O PS, o PSD e o PAN apresentaram projetos de resolução nesse sentido.
“Ele [o clima estável], não só é um bem comum porque é indivisível materialmente e juridicamente, como é um bem económico, como a qualidade dele é ilimitada”, detalhou o jurista.
O grande impulsionador do conceito de “casa comum”, que permitiria este reconhecimento legal, realçou as contradições do sistema de Direito e a sua incapacidade de encaixar a emergência climática no sistema e defendeu a mudança do paradigma económico, nomeadamente do mercado de emissões, que deve compensar quem tem capacidade de captar emissões de gases de efeito de estufa.
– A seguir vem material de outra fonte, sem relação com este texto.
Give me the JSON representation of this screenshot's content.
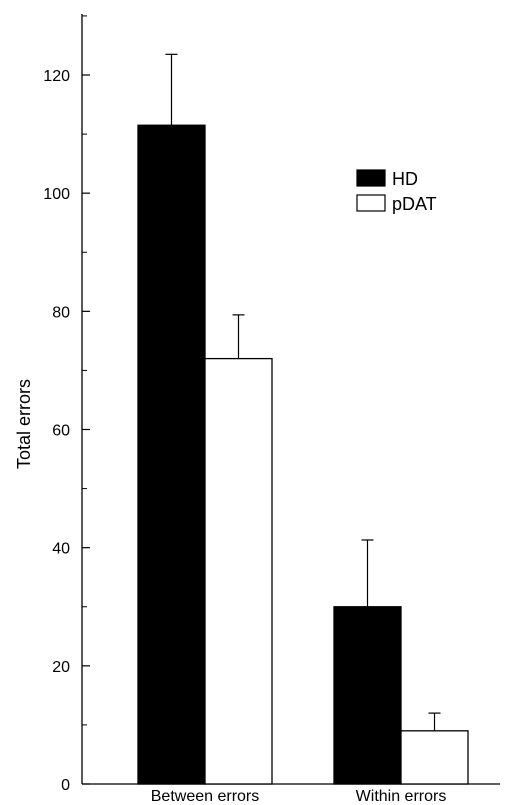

Já a professora da Faculdade de Direito da UP Maria Regina Redinha apontou que “O Direito é a única fórmula que permite a afirmação de uma situação de prevalência de determinado interesse face a outro interesse” e que “só com o estabelecimento de um concreto direito é que se pode, no fundo, ter proteção, preventiva e repressiva, em toda a sua plenitude”.
Com a aproximação da 26.ª Conferência do Clima, que arranca em Glasgow, na Escócia, no próximo domingo, Alexandre Quintanilha, deputado do PS à Assembleia da República e professor jubilado da Universidade do Porto, começou por mostrar o lado pessimista que “há 25 anos andamos a discutir a necessidade de mitigar as emissões e há 25 anos que não só aumentam, como aumentam de forma acelerada”.
Pelo lado positivo, deixou a previsão de desaceleração do crescimento demográfico a nível mundial, mas também um caminho que vem sendo traçado na transição para energias renováveis, na ideia de economia circular, numa agricultura mais inteligente, e um uso mais eficiente dos recursos.
Por último, lembrou que “as alterações climáticas estão a acontecer, vão continuar a acontecer”.
“Suspeito que vamos ter de nos adaptar e continuar a adaptar durante muito tempo”, rematou.
Neutralidade carbónica é um "desafio brutal"
O presidente do Conselho Nacional do Ambiente e do Desenvolvimento Sustentável, e professor da Faculdade de Ciências da Universidade de Lisboa, Filipe Duarte Santos, destacou que os pontos da agenda para a conferência de Glasgow estão já desatualizados.
Referindo que um dos pontos sugere que se estabilize a concentração de gases de efeito de estufa na atmosfera, o especialista sublinhou que, para “baixar a temperatura, é necessário que a concentração mergulhe”.
“Isso é um desafio brutal, e exige que as emissões cheguem a zero, ou sejam neutras, havendo uma compensação”, adiantou.
Para a professora catedrática de Ecologia na Universidade de Coimbra e diretora do Centro de Ecologia Funcional Helena Freitas, “a transição está já a impulsionar uma nova revolução industrial, gerando atividade económica e postos de trabalho”.
A cientista referiu que “os investimentos públicos serão fundamentais, não apenas em si mesmos, mas para mobilizar também o capital privado” e frisou os aspetos sociais, como a necessidade de garantir que “os empregos do futuro devem ser de qualidade e bem remunerados, que ofereçam segurança e impulsionem as economias locais”.
“Não necessitamos apenas de uma transição, mas de uma transição justa”, defendeu.
O presidente da associação ambiental Zero Francisco Ferreira reconheceu que as negociações internacionais não são fáceis, mas “são fundamentais para acrescentar à mudança”.
“Se calhar ainda vamos ter uma Lei Portuguesa do Clima antes do Orçamento”, brincou, antes de adivinhar que o país terá “uma Lei Portuguesa do Clima que será, esperamos, uma grande forma de consenso”.
O filósofo Viriato Soromenho-Marques, a quem coube o encerramento da sessão, relevou que “a ideia de clima como património comum tem um efeito extremamente importante na mudança do modelo das relações internacionais”.